Essa reação em parte se assemelha ao que ocorreu no ano passado, durante a discussão sobre a extensão da lista de procedimentos e medicamentos que planos devem ofertar. Diante da pressão popular, a ANS alterou algumas regras, como a que acabava com limite para consultas com psicólogos.
Outras mudanças
Além de regras para substituição de serviços descredenciados, está a de revisão das regras de reajuste para planos coletivos com até 29 vidas. Atualmente, planos com essas características têm regras distintas. Mas o que se vê é que os reajustes acabam sendo maiores do que de planos empresariais que atendem grandes grupos. “Os estudos seriam para tentar ampliar esse grupo, de forma a se diluir riscos”, diz Rebello. E quanto maior esse grupo, haveria maior previsibilidade e menor aumento. “É o mutualismo agindo.”
A agência também avalia como dar mais transparência aos critérios usados nos reajustes coletivos, algo que poderia trazer maior previsibilidade e possibilidade de controle por parte dos consumidores. Os dois temas ainda carecem de maior discussão, diz Rebello, mas ele avalia que neste semestre o cenário pode estar bem definido.
Com relação à ampliação das regras de 29 vidas, uma das propostas é de extensão para planos de até 200 beneficiários. Esse universo, no entanto, ainda não está definido. “Essa é uma mudança essencial, que há tempos defendemos”, diz Ana Carolina, do Idec. Ela, contudo, pondera que a extensão para 200 beneficiários não traria nenhum impacto. “Já existem estudos preliminares, na própria ANS, que mostram que para ter efeito, esse universo precisa ser bem maior.”
Sem relatório
Ana Carolina afirma não ser possível fazer uma avaliação das propostas de Duarte. “Não há como fazer balanços agora, na ausência do relatório”, diz. Ela lista, no entanto, alguns pontos sobre os quais, na avaliação do Idec, é indispensável se avançar para garantir direitos dos consumidores. Entre eles estão a proibição do cancelamento unilateral de contratos coletivos e o acesso dos consumidores à cópia do contrato.

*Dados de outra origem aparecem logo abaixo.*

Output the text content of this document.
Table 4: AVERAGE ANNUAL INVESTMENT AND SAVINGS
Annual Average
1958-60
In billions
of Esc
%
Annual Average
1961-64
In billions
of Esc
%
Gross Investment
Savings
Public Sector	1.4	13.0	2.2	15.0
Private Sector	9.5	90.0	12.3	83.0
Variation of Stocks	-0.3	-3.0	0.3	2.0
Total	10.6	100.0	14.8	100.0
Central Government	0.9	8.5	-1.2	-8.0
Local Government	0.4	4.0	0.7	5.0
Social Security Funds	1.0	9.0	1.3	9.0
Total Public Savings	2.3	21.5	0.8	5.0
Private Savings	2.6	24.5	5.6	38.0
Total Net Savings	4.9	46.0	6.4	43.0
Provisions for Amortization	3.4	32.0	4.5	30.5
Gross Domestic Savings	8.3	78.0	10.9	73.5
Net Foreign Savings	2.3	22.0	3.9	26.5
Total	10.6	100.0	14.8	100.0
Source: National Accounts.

Depois de adiamentos sucessivos, o deputado afirma que irá apresentar o relatório em breve.
Rebello avalia ser essencial que o relatório seja apresentado o mais rapidamente possível. O presidente da ANS, no entanto, defendeu a realização de outras etapas de discussão. Inicialmente, havia sido cogitada a criação de um grupo de trabalho assim que o relatório fosse apresentado. Essa corrente, no entanto, perdeu força.
Rebello, ao lado de parlamentares, defende debate em outras comissões da Câmara, como a de Saúde e Direito do Consumidor. O projeto, contudo, está em regime de urgência. E, desta forma, já poderia ser encaminhado para o plenário — rota defendida por Duarte.
Há, contudo, a percepção de que não haveria problema de a discussão ser ampliada. Ideia compartilhada pelo presidente da ANS.
“Audiências públicas foram de grande valia. Mas o tema é muito complexo. O amadurecimento seria essencial e o ideal é que isso seja feito a partir da análise de um documento formal, de propostas apresentadas de forma clara”, diz Rebello.
Embora os temas ainda estejam indefinidos, as falas de Duarte, por mais críticas que tenham recebido, trouxeram um reflexo positivo: escancarou a urgência na discussão de pontos relacionados a ampliar as garantias do consumidor.
Em debates anteriores, o fenômeno foi justamente o inverso. Nas duas discussões anteriores, boa parte das propostas era alvo de profunda preocupação entre entidades do direito do consumidor.
Nesse setor, não há quem esteja contente. O mercado de planos tem aumentado. Dados da ANS mostram que são 50,8 milhões de beneficiários. No ano passado, eram 49,6 milhões. Apesar da expansão, operadoras dizem que os gastos com atendimento aumentaram de forma expressiva, o que coloca as contas em risco.
Usuários de planos de saúde coletivos queixam-se do aumento das mensalidades, puxando para cima os indicadores de reclamações em entidades de direito do consumidor e ações na Justiça. Diante desse cenário, fica claro que há muito o que se melhorar. Não se pode fazer as discussões, contudo, em salas fechadas. O debate tem de ser público e ponderadas todas as opiniões. Algo que vai muito além de planilhas.